I have recently been looking at IoT and systems like https://www.smartthings.com, these systems seem in the majority seem to be lacking in authentication or encryption and/or rely on “cloud” systems that cease working when servers or internet connections have problems.
I have been thinking of the concept of using “micro” CAs in “hub” devices that client devices can register with and be
automatically issued client certificates, for the purposes of mutual authentication, using the ACME, or similar, protocol
This could work automatically localy in combination with discovery protocols, or more generaly over WAN or the internet
While i know something about information security i’m not that familiar with the intricacies of PKI, im interested in opinions on the feasibility, and potential issues, of this concept.
@fireblade, that Internet of Things security problem is a very tough one!
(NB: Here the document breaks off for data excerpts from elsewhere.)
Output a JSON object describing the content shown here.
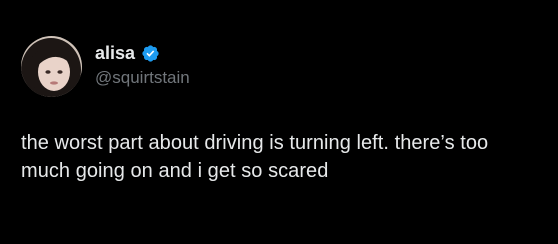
{
  "author": {
    "display_name": "alisa",
    "handle": "@squirtstain",
    "verified_icon": "verified-badge-icon",
    "badge_color": "#1d9bf0"
  },
  "tweet": {
    "text": "the worst part about driving is turning left. there’s too much going on and i get so scared"
  },
  "theme": {
    "background": "#000000",
    "text": "#e7e9ea",
    "secondary_text": "#71767b"
  }
}
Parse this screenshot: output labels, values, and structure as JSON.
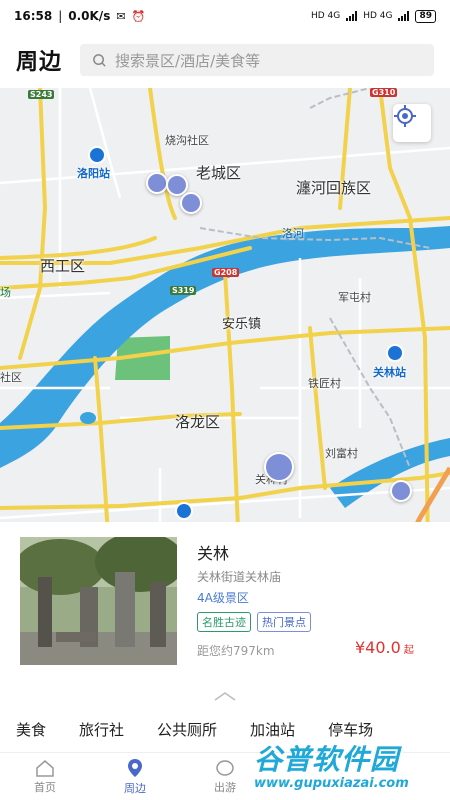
{
  "status_bar": {
    "time": "16:58",
    "speed": "0.0K/s",
    "signal1": "HD 4G",
    "signal2": "HD 4G",
    "battery": "89"
  },
  "header": {
    "title": "周边",
    "search_placeholder": "搜索景区/酒店/美食等"
  },
  "map": {
    "districts": [
      "老城区",
      "瀍河回族区",
      "西工区",
      "洛龙区"
    ],
    "towns": [
      "安乐镇"
    ],
    "villages": [
      "烧沟社区",
      "军屯村",
      "铁匠村",
      "刘富村",
      "关林村",
      "社区",
      "场"
    ],
    "rivers": [
      "洛河"
    ],
    "stations": [
      "洛阳站",
      "关林站"
    ],
    "road_badges": [
      "S243",
      "G310",
      "G208",
      "S319"
    ]
  },
  "card": {
    "name": "关林",
    "address": "关林街道关林庙",
    "grade": "4A级景区",
    "tags": [
      "名胜古迹",
      "热门景点"
    ],
    "distance": "距您约797km",
    "price": "¥40.0",
    "price_unit": "起"
  },
  "categories": [
    "美食",
    "旅行社",
    "公共厕所",
    "加油站",
    "停车场"
  ],
  "tabs": [
    {
      "label": "首页",
      "icon": "home-icon"
    },
    {
      "label": "周边",
      "icon": "location-pin-icon"
    },
    {
      "label": "出游",
      "icon": "travel-icon"
    }
  ],
  "watermark": {
    "title": "谷普软件园",
    "url": "www.gupuxiazai.com"
  },
  "colors": {
    "accent": "#4a68c8",
    "price": "#e53030",
    "road": "#f2d14b",
    "water": "#3aa3e0",
    "park": "#6cc27a"
  }
}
The design of ACME is focused around the PKI problem of proving associations between cryptographic keys and names; every cert that Let’s Encrypt issues using ACME contains a list of subject names and also a subject public key, and the point of the certificate is to say that the certificate authority has confirmed that it’s OK to use a particular subject public key when talking to someone who uses one of those subject names. For example, Let’s Encrypt issued one certificate, using ACME, that says that it’s OK to use the RSA public key (10001, bc6a865c19c03c9316b06c48a2a9bc56f4e1a6707c2120e4c8cb61548c57ed262f922518291440ba636779f9880351a8e66bfeb165eb97798ecadde356475c0b8ed8970bc3446843589d5e3b3e36db6182ecebab0cdccba22e1000a8fbf10d98eae309ea31ba3d9cd6cd333025d3e2b16ae0f93d69d02aba06461bba6792b9dde2c14834fbb6b04b769de58fc8dd56d60234a498bc83c4c6fdcef377b294fb61c9a68c52e6cdadb3005299a7ad4da06cbfbad0c0fc8de0e3b476e4ec805e4ac602ac136eeae5dfbe88a9d12eb38226308d1dc529c9051ce9d1affa8b6ba8e0406b1bf14011e87e07e527229f36e00725a6640d127db402ed9120aa26d1ba282d) when talking to someone using the name www.unhappybirthday.com.
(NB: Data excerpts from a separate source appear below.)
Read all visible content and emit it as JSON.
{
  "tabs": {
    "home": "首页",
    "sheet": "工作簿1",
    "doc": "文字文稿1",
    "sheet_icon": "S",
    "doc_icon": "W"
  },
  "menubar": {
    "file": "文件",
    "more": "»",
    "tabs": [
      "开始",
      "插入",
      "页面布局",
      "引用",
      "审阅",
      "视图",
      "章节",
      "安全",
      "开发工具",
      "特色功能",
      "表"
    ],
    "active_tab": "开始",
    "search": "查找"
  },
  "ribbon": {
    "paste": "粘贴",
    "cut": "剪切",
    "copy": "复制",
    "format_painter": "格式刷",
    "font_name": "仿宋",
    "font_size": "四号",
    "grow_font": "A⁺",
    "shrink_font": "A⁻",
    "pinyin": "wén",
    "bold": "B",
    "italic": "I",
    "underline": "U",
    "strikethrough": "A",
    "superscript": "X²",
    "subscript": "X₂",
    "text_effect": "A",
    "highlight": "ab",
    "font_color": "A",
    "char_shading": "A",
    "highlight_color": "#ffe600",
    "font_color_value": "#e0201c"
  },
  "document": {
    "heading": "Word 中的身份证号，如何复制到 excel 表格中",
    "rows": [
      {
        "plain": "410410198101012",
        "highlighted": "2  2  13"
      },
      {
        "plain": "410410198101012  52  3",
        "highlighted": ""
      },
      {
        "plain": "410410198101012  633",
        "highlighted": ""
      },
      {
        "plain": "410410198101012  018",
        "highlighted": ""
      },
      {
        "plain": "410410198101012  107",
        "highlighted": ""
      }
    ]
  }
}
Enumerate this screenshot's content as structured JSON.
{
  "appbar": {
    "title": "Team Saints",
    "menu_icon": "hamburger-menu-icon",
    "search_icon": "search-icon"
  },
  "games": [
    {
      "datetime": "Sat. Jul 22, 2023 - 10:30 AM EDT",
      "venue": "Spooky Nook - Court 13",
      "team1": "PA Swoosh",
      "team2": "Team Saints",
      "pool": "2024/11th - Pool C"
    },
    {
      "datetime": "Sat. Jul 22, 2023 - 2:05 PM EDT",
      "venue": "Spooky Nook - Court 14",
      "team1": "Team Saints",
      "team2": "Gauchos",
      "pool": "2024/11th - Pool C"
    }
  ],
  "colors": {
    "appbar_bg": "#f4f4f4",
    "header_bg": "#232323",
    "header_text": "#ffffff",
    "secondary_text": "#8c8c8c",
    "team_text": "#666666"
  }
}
ACME itself consists mostly of mechanisms that certificate authorities can issue to requesters in order to try to satisfy themselves that ① the requesters actually want to associate particular cryptographic keys with particular names, and ② the requesters actually control those names. This is what we call domain validation.
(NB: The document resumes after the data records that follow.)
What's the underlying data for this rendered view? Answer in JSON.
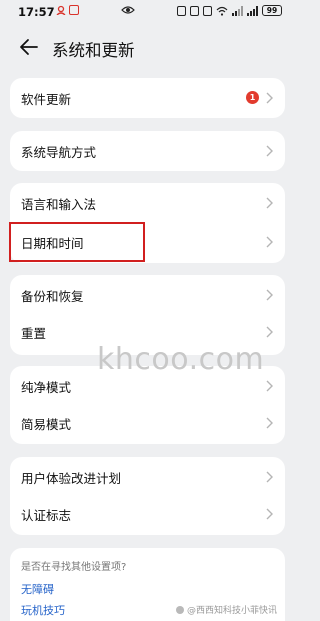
{
  "status_bar": {
    "time": "17:57",
    "battery": "99"
  },
  "header": {
    "title": "系统和更新"
  },
  "groups": [
    {
      "items": [
        {
          "label": "软件更新",
          "badge": "1"
        }
      ]
    },
    {
      "items": [
        {
          "label": "系统导航方式"
        }
      ]
    },
    {
      "items": [
        {
          "label": "语言和输入法"
        },
        {
          "label": "日期和时间"
        }
      ]
    },
    {
      "items": [
        {
          "label": "备份和恢复"
        },
        {
          "label": "重置"
        }
      ]
    },
    {
      "items": [
        {
          "label": "纯净模式"
        },
        {
          "label": "简易模式"
        }
      ]
    },
    {
      "items": [
        {
          "label": "用户体验改进计划"
        },
        {
          "label": "认证标志"
        }
      ]
    }
  ],
  "suggestions": {
    "question": "是否在寻找其他设置项?",
    "links": [
      "无障碍",
      "玩机技巧"
    ]
  },
  "watermark": "khcoo.com",
  "credit": "@西西知科技小菲快讯",
  "colors": {
    "background": "#eeeff1",
    "badge": "#e23b2e",
    "link": "#2563c9",
    "highlight": "#d11f1f"
  }
}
So, that’s what our technology can do. To apply it in another context, you need to figure out whether there are names that could be associated with cryptographic keys, how entities can figure out what those names mean, and how they can figure out who is entitled to use them.
In general, PKI doesn't set out to prove if someone/something is allowed to do anything.
It merely tries to secure the conversation between people/things.
So I'm not too clear on how you will validate the authenticity of a random IoT asking for a cert.
That said, I do suppose DNS can be used as the grand master of all things.
[if you can maintain control over the public DNS zone (or all the private DNS servers being used)]
From there you can say XYZ.EXAMPLE.COM = IP 10.10.10.10 and any device that answers to HTTP://{that name} can be issued a cert for that name.
[DV certs are issued with both server and client authentication capabilities]
From there all devices with such certs can be fairly sure about whom that are communicating with.
I hope that helps you (at least a little bit) with:
I slightly disagree with this in historical perspective. PKI sets out to provide a way to identify entities that are the subject of certificates. That can be used to grant permission to particular subjects to perform particular actions. For example, that's what we see with client certificates that can be used to log into accounts.
You could certainly use a PKI system to authorize a particular subject to open an electronic door lock, or something.
The web PKI is overwhelmingly used for authenticating TLS key exchanges, in order to provide authenticity and confidentiality for online communications, but that doesn't have to be the only purpose of a PKI, and is much narrower than the ambition of PKI designers (which you can see with the large number of fields that exist in X.509 for describing attributes of subject identity).
The problem is that, to use PKI identities for authentication in another context, someone needs to be able to make decisions about subjects' authority to do things. There's no way that a public certificate authority could make those decisions, any more than a bank could reasonably decide on its own who should be the heirs in someone's will, or what the amounts and recipients of a corporation's payroll payments should be.